I've been thinking about this a lot lately: while what you say is true, thats 
because you reprocess all segments with IndexRewriter (which is fine for a 
static collection).

But this algorithm in general is not rank safe with incremental indexing: the 
problem is that when doing actual scoring,
scores consist of per-segment/within document stats (term frequency, document 
length), but also are affected by collection-wide
statistics from many other segments (IDF, average document length, ...) or even 
machines in a distributed collection.

So I think for this to work and remain rank-safe, we cannot write the entire 
score into the segment, because the score
at actual search time is dependent on all the other segments being searched. 
Instead I think this can only work when
we can easily factor out an impact (e.g. in the case of DefaultSimilarity the 
indexed maxscore excludes the IDF component,
this is instead multiplied in at search time).
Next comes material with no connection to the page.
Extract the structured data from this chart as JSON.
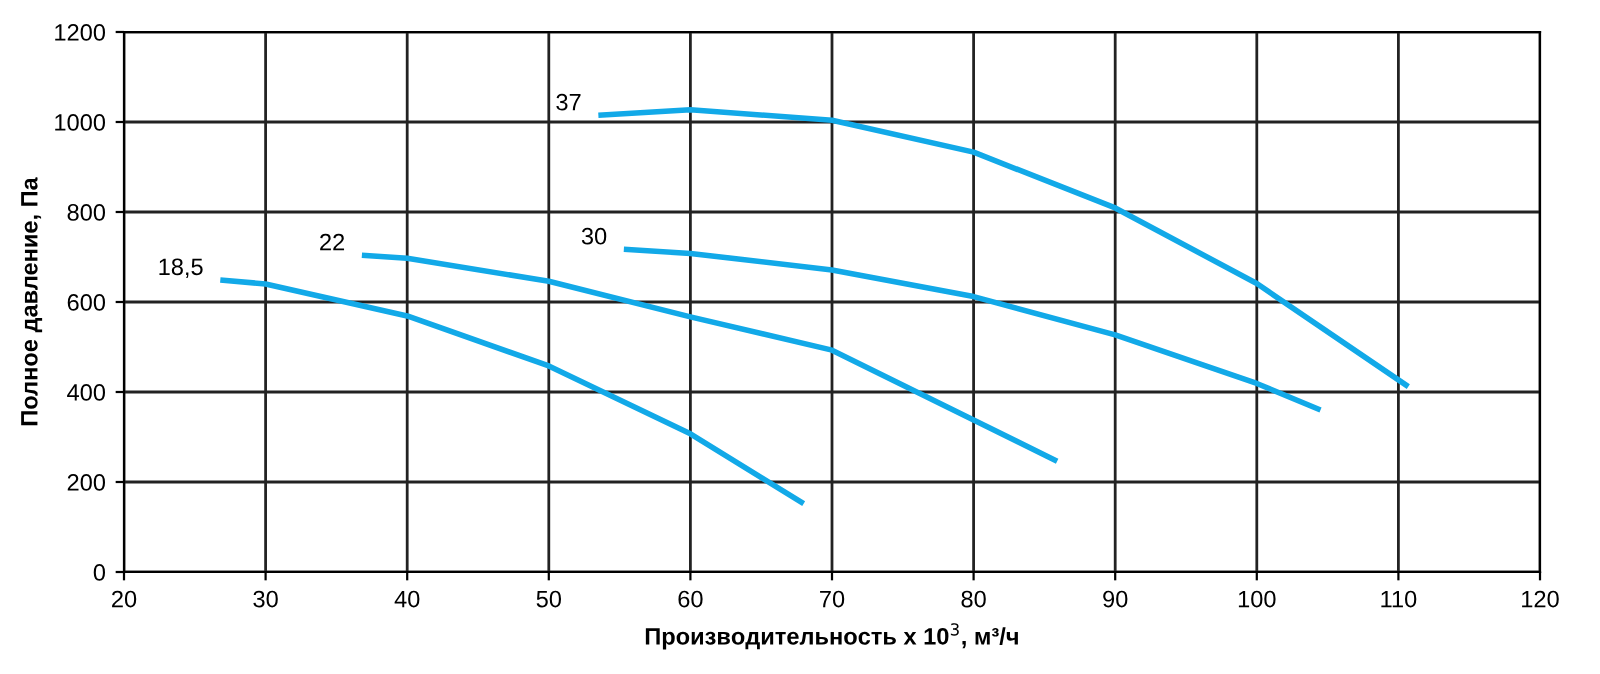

I don't see how it can be rank-safe with algorithms like BM25 and incremental 
indexing, where parameters like average document
length are not simple multiplicative factors into the formula: and determine 
exactly how important tf versus document length play
a role in the score, but I'll think about it some more.

                
> Maxscore - Efficient Scoring
> ----------------------------
>
>                 Key: LUCENE-4100
>                 URL: https://issues.apache.org/jira/browse/LUCENE-4100
>             Project: Lucene - Java
>          Issue Type: Improvement
>          Components: core/codecs, core/query/scoring, core/search
>    Affects Versions: 4.0-ALPHA
>            Reporter: Stefan Pohl
>              Labels: api-change, patch, performance
>             Fix For: 4.0
>
>         Attachments: contrib_maxscore.tgz, maxscore.patch
>
>
> At Berlin Buzzwords 2012, I will be presenting 'maxscore', an efficient 
> algorithm first published in the IR domain in 1995 by H. Turtle & J. Flood, 
> that I find deserves more attention among Lucene users (and developers).
> I implemented a proof of concept and did some performance measurements with 
> example queries and lucenebench, the package of Mike McCandless, resulting in 
> very significant speedups.
> This ticket is to get started the discussion on including the implementation 
> into Lucene's codebase. Because the technique requires awareness about it 
> from the Lucene user/developer, it seems best to become a contrib/module 
> package so that it consciously can be chosen to be used.